Recently I decided it was time I found out what some of the people who were big in the 90s sounded like and I hit on Oasis. As far as I could tell from reviews, they played melodic 60s style pop and had some very good tunes. Derivative, but on all the right people and very listenable; or so the story went. I listened to What’s the Story, Morning Glory.

What a disappointment. I could hear the vaguely 60s-ish melodies to be sure. But, far from being great melodies, they sounded to me like album and B-side Beatles and Kinks rejects. But what really threw me was a constant background of doctored-guitar noise that seemed to play no function but to announce that though this might remind you of 60s music it was really 90s. As far as I could tell, the noise had nothing whatsoever to do with the songs it seemed to be competing with. As for the lyrics, they were beyond moronic.

I’m the kind of guy who’s been accused (here) of being a big fan of noise so I found this experience disturbing.
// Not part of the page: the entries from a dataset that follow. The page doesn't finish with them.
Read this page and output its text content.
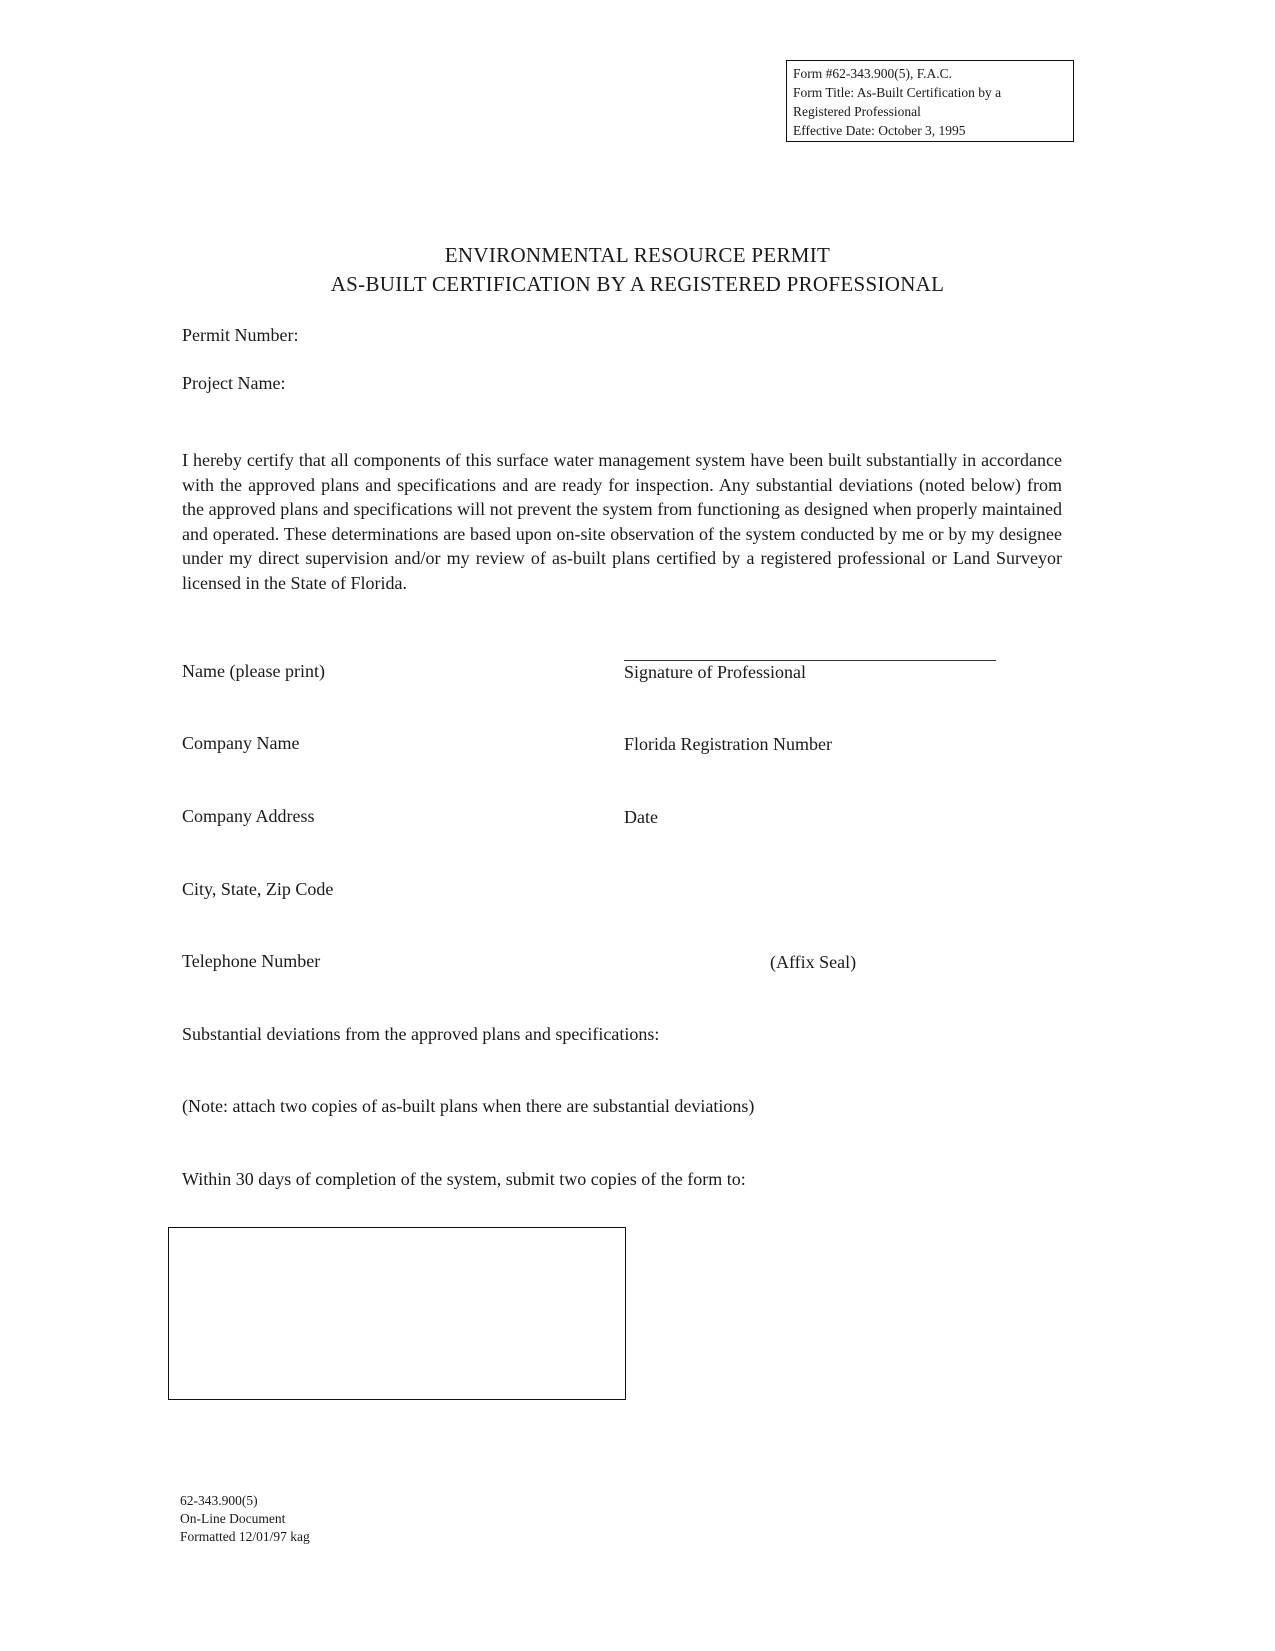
Form #62-343.900(5), F.A.C.
Form Title: As-Built Certification by a
Registered Professional
Effective Date: October 3, 1995
ENVIRONMENTAL RESOURCE PERMIT
AS-BUILT CERTIFICATION BY A REGISTERED PROFESSIONAL
Permit Number:
Project Name:
I hereby certify that all components of this surface water management system have been built substantially in accordance with the approved plans and specifications and are ready for inspection. Any substantial deviations (noted below) from the approved plans and specifications will not prevent the system from functioning as designed when properly maintained and operated. These determinations are based upon on-site observation of the system conducted by me or by my designee under my direct supervision and/or my review of as-built plans certified by a registered professional or Land Surveyor licensed in the State of Florida.
Name (please print)
Company Name
Company Address
City, State, Zip Code
Telephone Number
Signature of Professional
Florida Registration Number
Date
(Affix Seal)
Substantial deviations from the approved plans and specifications:
(Note: attach two copies of as-built plans when there are substantial deviations)
Within 30 days of completion of the system, submit two copies of the form to:
62-343.900(5)
On-Line Document
Formatted 12/01/97 kag
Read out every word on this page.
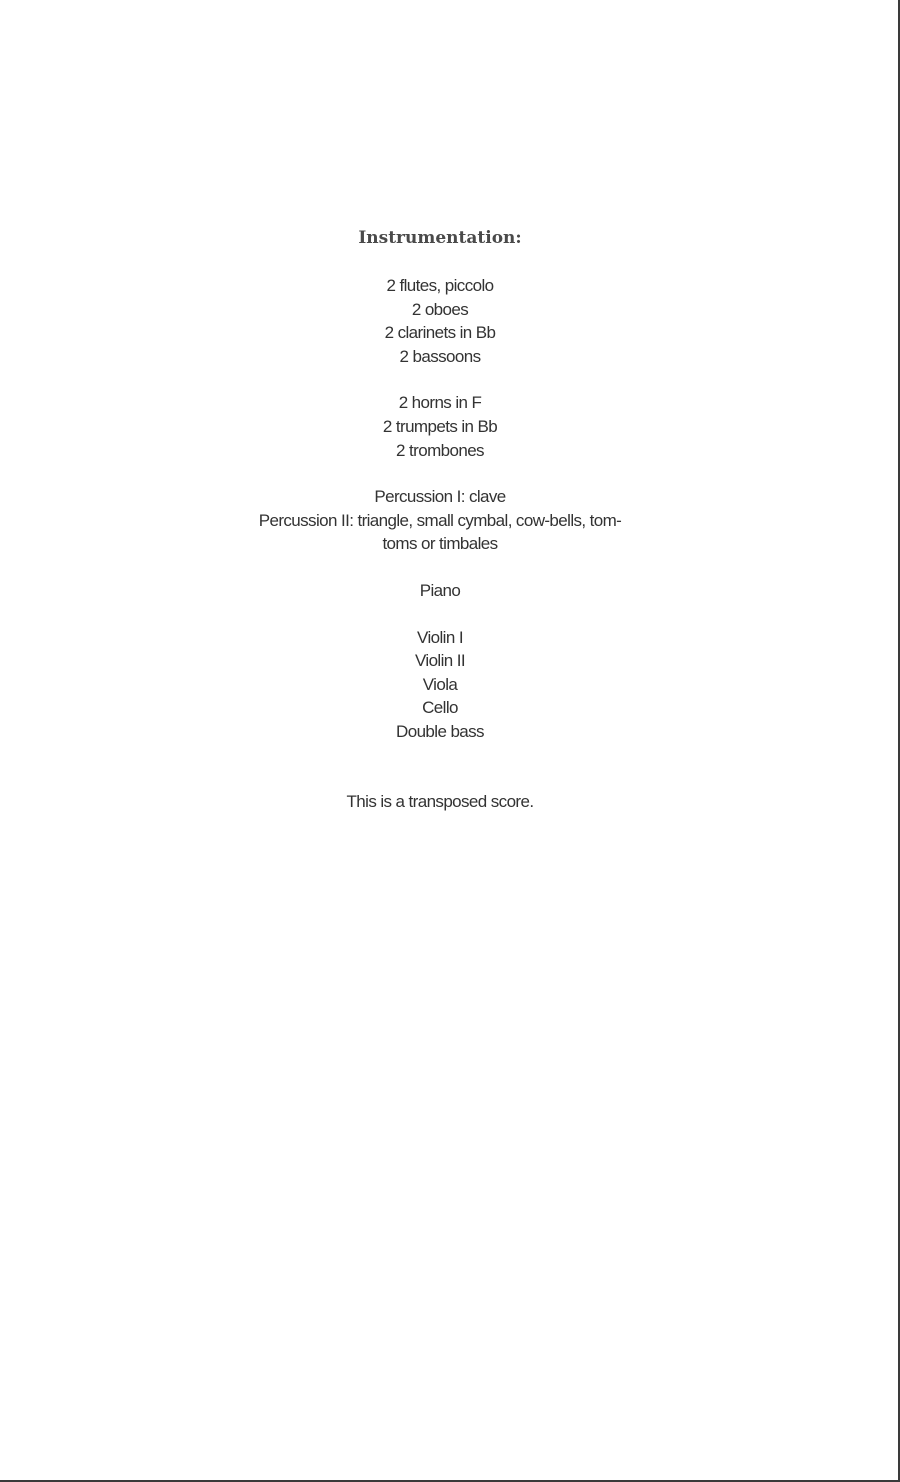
Instrumentation:
2 flutes, piccolo
2 oboes
2 clarinets in Bb
2 bassoons
2 horns in F
2 trumpets in Bb
2 trombones
Percussion I: clave
Percussion II: triangle, small cymbal, cow-bells, tom-
toms or timbales
Piano
Violin I
Violin II
Viola
Cello
Double bass
This is a transposed score.
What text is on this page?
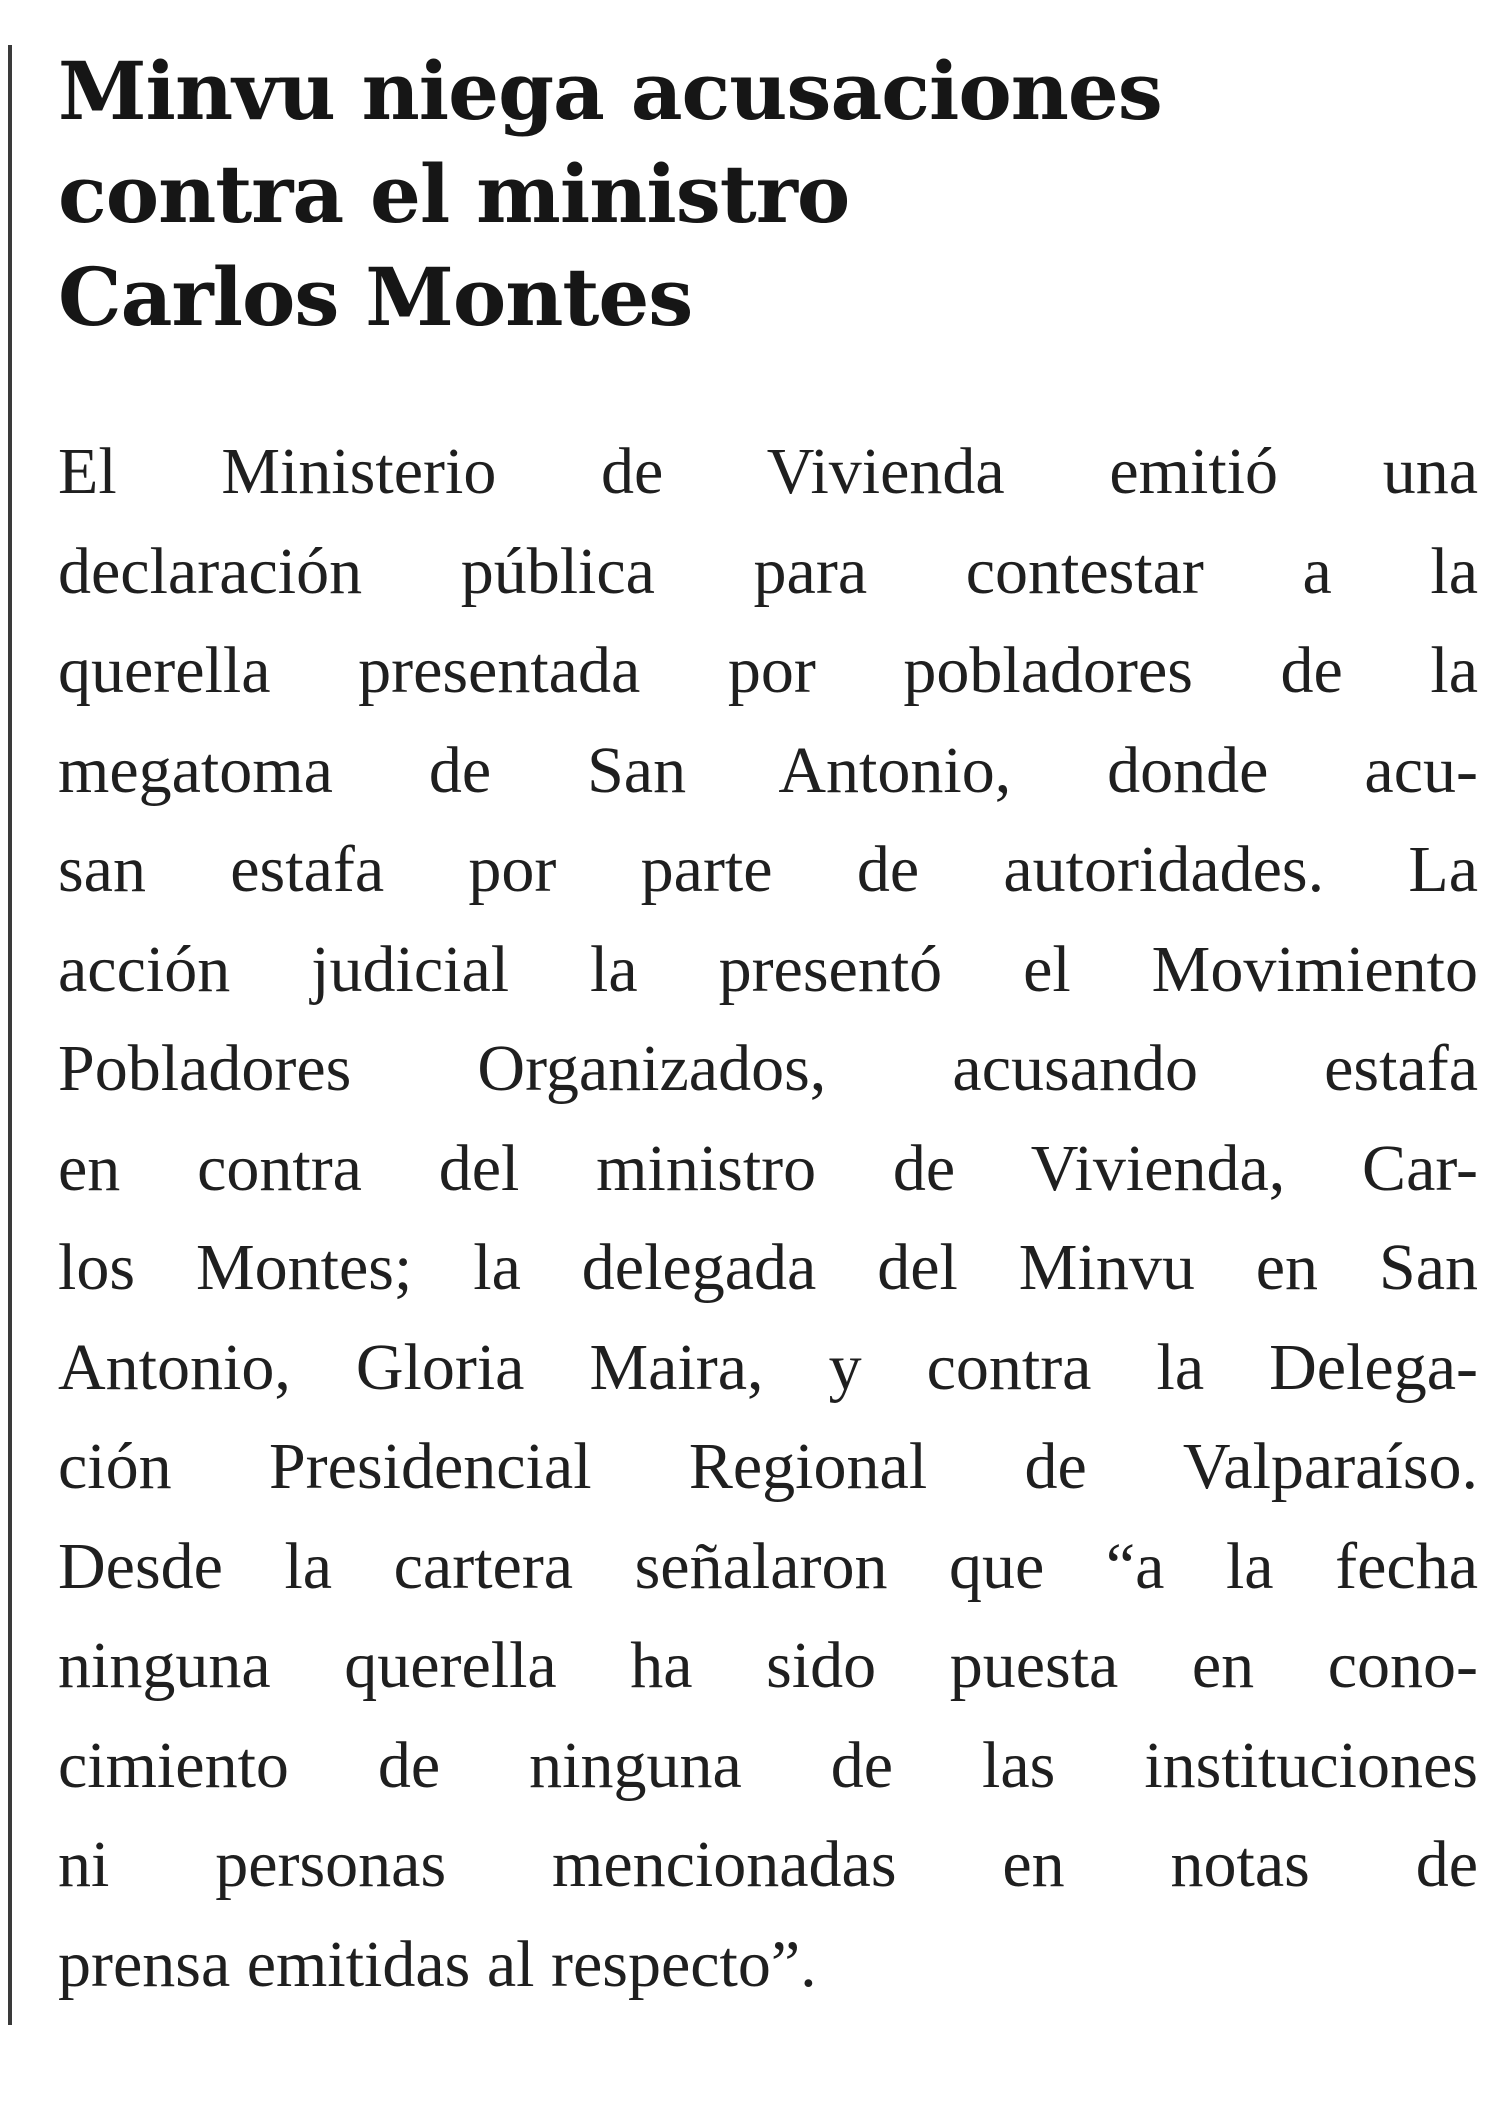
Minvu niega acusaciones
contra el ministro
Carlos Montes
El Ministerio de Vivienda emitió una
declaración pública para contestar a la
querella presentada por pobladores de la
megatoma de San Antonio, donde acu-
san estafa por parte de autoridades. La
acción judicial la presentó el Movimiento
Pobladores Organizados, acusando estafa
en contra del ministro de Vivienda, Car-
los Montes; la delegada del Minvu en San
Antonio, Gloria Maira, y contra la Delega-
ción Presidencial Regional de Valparaíso.
Desde la cartera señalaron que “a la fecha
ninguna querella ha sido puesta en cono-
cimiento de ninguna de las instituciones
ni personas mencionadas en notas de
prensa emitidas al respecto”.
Had I lost my ability to enjoy noise? Well, I put on some Beefheart and some Ayler and some Clash and I still liked them. All noisy, each in its own different way, but the noise made sense. Oasis noise made no sense to me.

It sounds as though this noise is noise that is integral to the music rather than distractingly incidental. Do others react to Oasis as I did or do you think I should give them a few more listens and let them grow on me? Often if you listen to music the first time in the wrong mood you can get what later seems a wildy distorted impression. But somehow I think I’ll continue to get my noise from the Clash and my 60s melody from the Beatles.

Thanks for this thread, Dale. It makes me feel so, well, normal. I recognize all the signs–there were the old-time/bluegrass years, followed by a return to opera, and then a few months of anything on the ECM label, then a deep descent into ITM. And a lot of these were cycling back to previous periods of obsession. Plus the regular returns–60s & 70s Miles, King Crimson, Dylan, Marianne Faithful, Charlie Haden, Dave Holland.

Note that I said signs, not symptoms. We are normal and we want our freedom!

Did I mention how much I like Jan Garbarek lately? Oh, and Lucinda Williams, the new live cd? And…

Wombat,

I don’t think you’d be missing that much if you never listened to Oasis again, even though I have a couple of their albums.

You could try some of the other one-word-name bands, such as Pulp or Blur. Travis were good but lyrics a bit depressing in many songs. Prodigy of course were very loud.

Try out Kula Shaker sometime. Imagine Oasis after the band has
been trapped in India for several years and converted to Hinduism.

Martin, please. “One’s music and one.”